One of the live calves was observed suckling and examined by both a district veterinarian from the North Coast LHPA and a private veterinarian. The calf was not able to find a teat but, when guided by the farmer, could suckle well. After feeding, the calf would occasionally appear weak and wobbly. On examination, the calf appeared partially blind, with a reduced menace response. The calf performed adequately with ‘wheelbarrowing’ and ‘hemi-walking’. Other aspects of a basic neurological examination were normal. There was no cleft palate or other oral abnormalities. Normal suckling was induced when a finger was placed in the mouth. Sometimes the calf would have its tongue protruding. When this and other calves were exercised, they appeared to be in slight respiratory distress, with their tongues hanging out. Drooling was not observed.

The group of introduced heifers were in excellent body condition.

Post-mortem examination

The calf that was previously examined progressively deteriorated and required euthanasia by the farmer. The post-mortem examination could not occur till the following day and was limited by autolysis in major abdominal organs and by damage that occurred in the brain from the firearm euthanasia. No obvious abnormalities were detected on gross examination but it was not possible to determine the presence of mild hydrocephalus or if one or both sides of the cerebellum were abnormal in size because of the damage by the firearm.


Testing was done to consider infectious and genetic causes of the observed signs:


A definitive diagnosis was not possible in this case. The case included a number of different syndromes that each may have had a different diagnosis. The homebred stillbirth was unlikely to be related to the neurological signs in the calves from the introduced cattle and may have been from a traumatic birth. The prolonged calving pattern may simply be from management factors or could have been from infectious causes, such as vibriosis or pestivirus. The cause of the difficulty in suckling, blindness, respiratory distress, ataxia and neurological signs in the calves can only be hypothesised. Arboviral disease seems unlikely but is possible. Common causes of bovine apparent blindness, such as lead and polioencephalomalacia, were also considered to be unlikely.
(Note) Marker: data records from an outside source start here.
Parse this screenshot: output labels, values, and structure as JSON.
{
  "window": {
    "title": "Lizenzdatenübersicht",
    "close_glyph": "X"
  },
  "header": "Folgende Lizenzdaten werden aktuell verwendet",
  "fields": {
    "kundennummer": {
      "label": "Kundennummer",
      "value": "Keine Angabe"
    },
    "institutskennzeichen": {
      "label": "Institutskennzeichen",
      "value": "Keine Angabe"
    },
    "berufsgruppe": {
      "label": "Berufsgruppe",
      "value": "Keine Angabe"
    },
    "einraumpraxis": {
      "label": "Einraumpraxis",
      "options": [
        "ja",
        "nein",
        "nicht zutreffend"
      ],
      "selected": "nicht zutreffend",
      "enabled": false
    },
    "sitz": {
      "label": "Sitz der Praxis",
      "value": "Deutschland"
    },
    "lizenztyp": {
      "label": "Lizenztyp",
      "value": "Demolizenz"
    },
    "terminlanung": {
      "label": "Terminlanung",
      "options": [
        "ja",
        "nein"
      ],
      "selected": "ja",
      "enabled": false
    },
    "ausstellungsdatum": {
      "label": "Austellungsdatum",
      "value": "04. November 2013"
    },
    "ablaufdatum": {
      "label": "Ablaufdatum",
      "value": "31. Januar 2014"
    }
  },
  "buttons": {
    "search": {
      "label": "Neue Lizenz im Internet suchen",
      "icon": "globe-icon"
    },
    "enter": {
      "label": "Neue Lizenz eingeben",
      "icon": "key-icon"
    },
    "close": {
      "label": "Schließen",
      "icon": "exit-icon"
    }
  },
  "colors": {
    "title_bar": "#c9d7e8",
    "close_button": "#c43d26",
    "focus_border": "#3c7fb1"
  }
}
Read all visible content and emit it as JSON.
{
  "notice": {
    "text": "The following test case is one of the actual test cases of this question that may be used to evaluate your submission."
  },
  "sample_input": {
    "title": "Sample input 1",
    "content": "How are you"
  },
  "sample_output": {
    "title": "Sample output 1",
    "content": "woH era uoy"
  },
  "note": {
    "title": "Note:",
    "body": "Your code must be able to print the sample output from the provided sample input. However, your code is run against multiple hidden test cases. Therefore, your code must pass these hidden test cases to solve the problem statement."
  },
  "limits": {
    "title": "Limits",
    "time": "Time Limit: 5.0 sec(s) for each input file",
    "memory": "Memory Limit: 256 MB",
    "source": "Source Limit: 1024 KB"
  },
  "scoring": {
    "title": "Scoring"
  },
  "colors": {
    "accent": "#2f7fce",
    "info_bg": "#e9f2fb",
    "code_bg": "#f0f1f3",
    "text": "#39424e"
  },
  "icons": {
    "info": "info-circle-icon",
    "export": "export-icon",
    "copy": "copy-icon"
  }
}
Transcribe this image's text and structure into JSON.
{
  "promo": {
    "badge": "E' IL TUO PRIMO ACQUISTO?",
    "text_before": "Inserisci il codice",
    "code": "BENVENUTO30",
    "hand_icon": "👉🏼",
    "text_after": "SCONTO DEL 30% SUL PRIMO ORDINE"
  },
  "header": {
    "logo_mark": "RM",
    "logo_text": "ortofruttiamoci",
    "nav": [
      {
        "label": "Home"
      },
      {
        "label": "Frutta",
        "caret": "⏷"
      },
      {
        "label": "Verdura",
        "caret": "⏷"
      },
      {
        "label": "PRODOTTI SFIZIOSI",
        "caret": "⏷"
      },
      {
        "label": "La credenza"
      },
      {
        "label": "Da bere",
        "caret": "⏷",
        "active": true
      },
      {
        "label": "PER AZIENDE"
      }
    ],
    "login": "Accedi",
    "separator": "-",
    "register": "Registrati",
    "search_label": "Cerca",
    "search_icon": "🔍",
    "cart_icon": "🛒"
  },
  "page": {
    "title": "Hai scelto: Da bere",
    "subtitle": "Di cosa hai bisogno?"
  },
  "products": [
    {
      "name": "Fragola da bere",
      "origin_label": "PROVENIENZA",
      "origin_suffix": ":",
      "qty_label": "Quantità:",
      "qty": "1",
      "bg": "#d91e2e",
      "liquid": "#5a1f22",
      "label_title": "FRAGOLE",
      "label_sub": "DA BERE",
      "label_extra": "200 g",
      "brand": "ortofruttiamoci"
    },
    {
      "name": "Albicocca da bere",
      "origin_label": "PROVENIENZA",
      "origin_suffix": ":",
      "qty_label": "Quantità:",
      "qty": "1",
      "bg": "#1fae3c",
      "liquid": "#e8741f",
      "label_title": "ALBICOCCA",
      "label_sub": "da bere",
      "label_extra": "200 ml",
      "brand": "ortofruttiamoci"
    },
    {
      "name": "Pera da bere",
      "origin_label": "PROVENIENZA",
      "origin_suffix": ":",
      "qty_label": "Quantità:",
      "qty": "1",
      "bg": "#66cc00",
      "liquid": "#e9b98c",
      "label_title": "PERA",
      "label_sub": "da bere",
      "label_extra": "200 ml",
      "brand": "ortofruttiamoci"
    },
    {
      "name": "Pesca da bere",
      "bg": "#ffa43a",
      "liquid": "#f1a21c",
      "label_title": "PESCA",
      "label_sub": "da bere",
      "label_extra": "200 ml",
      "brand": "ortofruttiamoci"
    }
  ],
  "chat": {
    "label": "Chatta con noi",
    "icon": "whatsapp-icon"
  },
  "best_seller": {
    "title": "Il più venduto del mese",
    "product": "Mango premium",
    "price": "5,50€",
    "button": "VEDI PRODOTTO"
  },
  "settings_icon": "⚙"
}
Cerebellar hypoplasia and other congenital defects from BVDV exposure would explain the apparent blindness and many of the other clinical signs in the calves. If BVDV was responsible for the signs of disease in these calves it must have occurred from exposure to the virus during the second trimester. Calves exposed during the second trimester to BVDV may be able to clear the virus from their body, test as antigen negative but still have sustained damage to their bodies. Such calves often will have seroconverted in utero and will be BVDV antibody positive, although it can be difficult to distinguish such antibodies from maternally derived antibodies that have been acquired from a seropositive dam through ingestion of colostrum. If the producer is willing, other testing could be done in an attempt to determine if pestivirus was involved and if there was any breach of farm biosecurity for BVDV. This could include pestivirus serology on the other heifers, pestivirus antigen testing on all heifer calves born and, if possible, pestivirus serology on affected calves before they ingest colostrum.

Although the cause of disease in calves on this property was not determined, this case study is a reminder that the introduction of ‘in calf’ females and cattle introduced from outside our region can pose disease risks to North Coast herds.